И он в ярости — Сергей видит, чувствует, понимает это, но вместо того, чтобы кричать, разрывая его голову потоком боли, Птица отворачивается. Сергею почти интересно, почему он ещё сдерживает себя. Каждый день Сергей проводит в кошмарных полуснах, что мешает ему наслать ещё один?
— Ты приходил, — продолжил он, — Потому что мне нужен был кто-то. Я придумал тебя в детстве. Мне казалось, что ты исчез с появлением Олега, но ты всего лишь скрылся.
— Ты уже тогда был самонадеянным кретином, — наконец говорит Птица, кажется, сквозь зубы. — С чего-то решил, что я тебе больше не нужен, раз у тебя появилось, на кого сбросить свои проблемы.
— Я придумал тебя, потому что мне было шесть и не было никого рядом. Мне нужен был кто-то настоящий, — говорит Сергей. — Кто-то реальный.
Потолок начинает дрожать, будто от землетрясения, и по стене, кажется, ползёт трещина — тени бегут с них, и Птица оказывается в долю секунды рядом.
— Реальный?! — кричит он, и в жёлтых глазах его неприкрытая злоба. — Я по-твоему не реален? Не реальное может вот так?!
Он поднимает руку, и Сергей жмурится, ожидая удара, но Птица бьёт по лицу не его — себя, и собственная рука Сергея делает то же самое. Щека мигом загорается от удара, вполне себе реального.
Сергей накрывает её ладонью, сжавшись, и закрывает глаза, думая, чего можно ожидать. Однако тряска, кажется, прекращается, и ничего больше не происходит.
Спустя пару мгновений он поднимает голову, но Птица всё ещё здесь. Всё ещё рядом, но теперь теневое марево за его спиной застыло, как и трещина, ползущая по стене.
Он не выглядит разозленным. Сергей бы даже сказал, что это чем-то похоже на печаль.
Неправильно было называть нереальным то, что действительно существует. Если бы его не существовало, Сергей был бы в другом месте, Сергей жил бы по-другому. Сергей, возможно даже, не жил бы.
Если он действительно его придумал, то вина за то, во что они оба превратились, не только на Птице на самом деле лежит.
— Прости, — говорит Сергей приглушённо, и, кажется, правда чувствует себя виноватым.
Птица не отвечает, но и не приходит в ярость, не кричит больше.

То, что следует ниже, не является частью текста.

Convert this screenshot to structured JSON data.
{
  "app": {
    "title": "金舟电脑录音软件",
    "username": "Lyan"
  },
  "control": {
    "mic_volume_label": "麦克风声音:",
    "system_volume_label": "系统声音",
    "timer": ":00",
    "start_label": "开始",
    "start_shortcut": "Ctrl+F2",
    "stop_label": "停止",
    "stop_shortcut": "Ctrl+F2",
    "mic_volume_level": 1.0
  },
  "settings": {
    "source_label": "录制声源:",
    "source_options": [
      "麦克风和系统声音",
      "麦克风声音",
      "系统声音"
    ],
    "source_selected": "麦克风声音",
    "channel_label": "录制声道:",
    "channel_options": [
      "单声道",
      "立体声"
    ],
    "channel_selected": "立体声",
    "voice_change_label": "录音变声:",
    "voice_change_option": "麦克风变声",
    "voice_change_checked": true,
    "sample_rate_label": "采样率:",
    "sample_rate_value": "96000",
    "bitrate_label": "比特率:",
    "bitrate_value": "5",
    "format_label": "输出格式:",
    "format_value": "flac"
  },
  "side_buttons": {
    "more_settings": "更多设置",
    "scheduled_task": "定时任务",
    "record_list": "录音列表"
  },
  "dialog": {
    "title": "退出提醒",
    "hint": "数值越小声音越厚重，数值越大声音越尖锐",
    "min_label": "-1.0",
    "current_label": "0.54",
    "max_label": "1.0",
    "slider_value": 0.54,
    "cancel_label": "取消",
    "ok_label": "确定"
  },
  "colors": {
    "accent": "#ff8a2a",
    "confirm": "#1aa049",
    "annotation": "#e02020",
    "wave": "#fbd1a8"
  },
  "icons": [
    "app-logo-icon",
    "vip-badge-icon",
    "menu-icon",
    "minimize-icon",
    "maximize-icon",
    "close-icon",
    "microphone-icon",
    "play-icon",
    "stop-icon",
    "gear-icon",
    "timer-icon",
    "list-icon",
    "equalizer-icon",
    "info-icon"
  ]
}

Сергей чуть подаётся вперёд, ближе, и протягивает к нему руку. Мягкие перья на его плече щекочут пальцы, и Серёжа не сдерживает тихого смешка. Он оглядывается, думая, что слышал шаги, хотя обычно он здесь ничего не слышит, пока не отворят засов железной двери.
— Ты никогда не поменяешься, — фыркает Птица, закрывая глаза, и притягивается, утыкаясь ему в ключицу.
Сергей чувствует его, чувствует, как перья касаются его кожи, чувствует его руки, пробирающиеся под ткань тюремной рубашки, и дыхание, и исходящее от него тепло.
Птица сползает ниже, опускаясь на его колени, и обнимает за талию. Трещины на потолке латаются, будто и не было вовсе, и Сергей зарывается пальцами в его волосы — рыжие и мягкие, как его.
Он откидывает голову, чувствуя затылком холодную серую стену, и вспоминает заботливую птицу у постели детдомовского ребёнка, плачущего от болезненного одиночества.
И почему-то думает, как, наверное, было одиноко самой птице, когда ребёнок, кроме которого у неё ничего и нет, отчего-то так безответственно и неправильно позабыл о ней.